Publié en feuilleton dans Shûkan Purêbôi (Weekly Playboy) en 1968, Vie à vendre appartient à la production alimentaire de Mishima, qui a écrit pas moins d’une dizaine de romans populaires du début des années 1950 à la fin des années 1970. Âgé de vingt-sept ans, Hanio, le héros de cette pochade qualifiée, par l’auteur, de « roman d’aventures psychédélique », fait passer une petite annonce dans laquelle il met sa vie en vente. S’ensuit une série de péripéties invraisemblables : Hanio devient le cobaye d’un étrange syndicat du crime, l’amant d’une femme-vampire, un spécialiste improvisé du renseignement, le conjoint d’une vierge à l’esprit dérangé qui l’initie aux drogues hallucinogènes, etc. Chaque épisode offre à l’auteur une nouvelle opportunité de détourner, sur un mode ludique, les codes du roman policier ou d’espionnage : Hanio décrypte des messages codés à l’aide de jus de carotte, puis échappe à plusieurs filatures tandis que ses poursuivants usent de gadgets sophistiqués et miniatures dignes des meilleurs James Bond.
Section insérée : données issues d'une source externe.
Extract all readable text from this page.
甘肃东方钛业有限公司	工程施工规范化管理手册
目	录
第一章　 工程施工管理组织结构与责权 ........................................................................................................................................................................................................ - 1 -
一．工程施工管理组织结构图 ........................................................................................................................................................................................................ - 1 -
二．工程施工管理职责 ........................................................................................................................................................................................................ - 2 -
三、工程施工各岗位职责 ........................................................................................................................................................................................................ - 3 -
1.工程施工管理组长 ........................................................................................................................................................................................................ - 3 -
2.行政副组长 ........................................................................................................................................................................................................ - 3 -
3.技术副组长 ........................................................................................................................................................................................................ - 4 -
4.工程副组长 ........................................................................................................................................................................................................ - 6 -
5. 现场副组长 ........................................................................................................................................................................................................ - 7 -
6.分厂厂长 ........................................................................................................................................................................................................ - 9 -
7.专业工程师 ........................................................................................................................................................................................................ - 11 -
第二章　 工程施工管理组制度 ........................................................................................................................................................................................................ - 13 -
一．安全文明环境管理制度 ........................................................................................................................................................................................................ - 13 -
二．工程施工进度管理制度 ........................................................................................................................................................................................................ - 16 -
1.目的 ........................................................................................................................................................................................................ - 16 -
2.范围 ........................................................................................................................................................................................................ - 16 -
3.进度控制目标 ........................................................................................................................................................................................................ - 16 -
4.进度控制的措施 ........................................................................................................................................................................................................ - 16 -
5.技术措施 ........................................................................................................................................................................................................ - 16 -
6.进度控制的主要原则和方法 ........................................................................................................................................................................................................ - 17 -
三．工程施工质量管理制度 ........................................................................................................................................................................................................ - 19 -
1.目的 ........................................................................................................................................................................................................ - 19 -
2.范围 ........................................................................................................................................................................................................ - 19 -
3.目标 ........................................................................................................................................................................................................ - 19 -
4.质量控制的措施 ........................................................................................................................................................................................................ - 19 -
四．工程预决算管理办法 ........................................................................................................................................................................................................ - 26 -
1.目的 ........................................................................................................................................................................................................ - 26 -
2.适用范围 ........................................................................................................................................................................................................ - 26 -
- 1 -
Confessions d’un masque et Vie à vendre s’opposent presque en tout point. Le premier relève de la littérature blanche (en japonais, junbungaku ou « littérature pure ») et annonce l’entrée en littérature d’un jeune auteur ; le second est une œuvre de divertissement que Mishima a sans doute rédigée pour s’aérer l’esprit alors qu’il peinait à avancer sur La Mer de la fertilité, sa tétralogie testamentaire. L’un est sombre, introspectif et analytique ; l’autre est léger, burlesque et récréatif. Même d’un point de vue thématique, les deux textes pourraient être lus comme des figures inversées : Confessions d’un masque est l’histoire d’un adolescent qui ne parvient pas à vivre ; Vie à vendre celle d’un jeune adulte qui ne parvient pas à mourir. Mais ces deux romans ont aussi un point commun : ils mettent chacun en exergue ce travail de distanciation propre à l’écriture de Mishima, qui se manifeste aussi bien dans les clins d’œil intertextuels et la reprise narquoise des clichés du roman de gare que dans l’objectivation de l’intime ou l’auto-parodie. Il est à espérer que les éditions Gallimard ne s’arrêteront pas en si bon chemin et que de futures traductions permettront aux lecteurs francophones de mieux appréhender cette œuvre connue pour son esthétique macabre et tragique, mais dont nous ignorons encore trop souvent la dimension humoristique et ironique.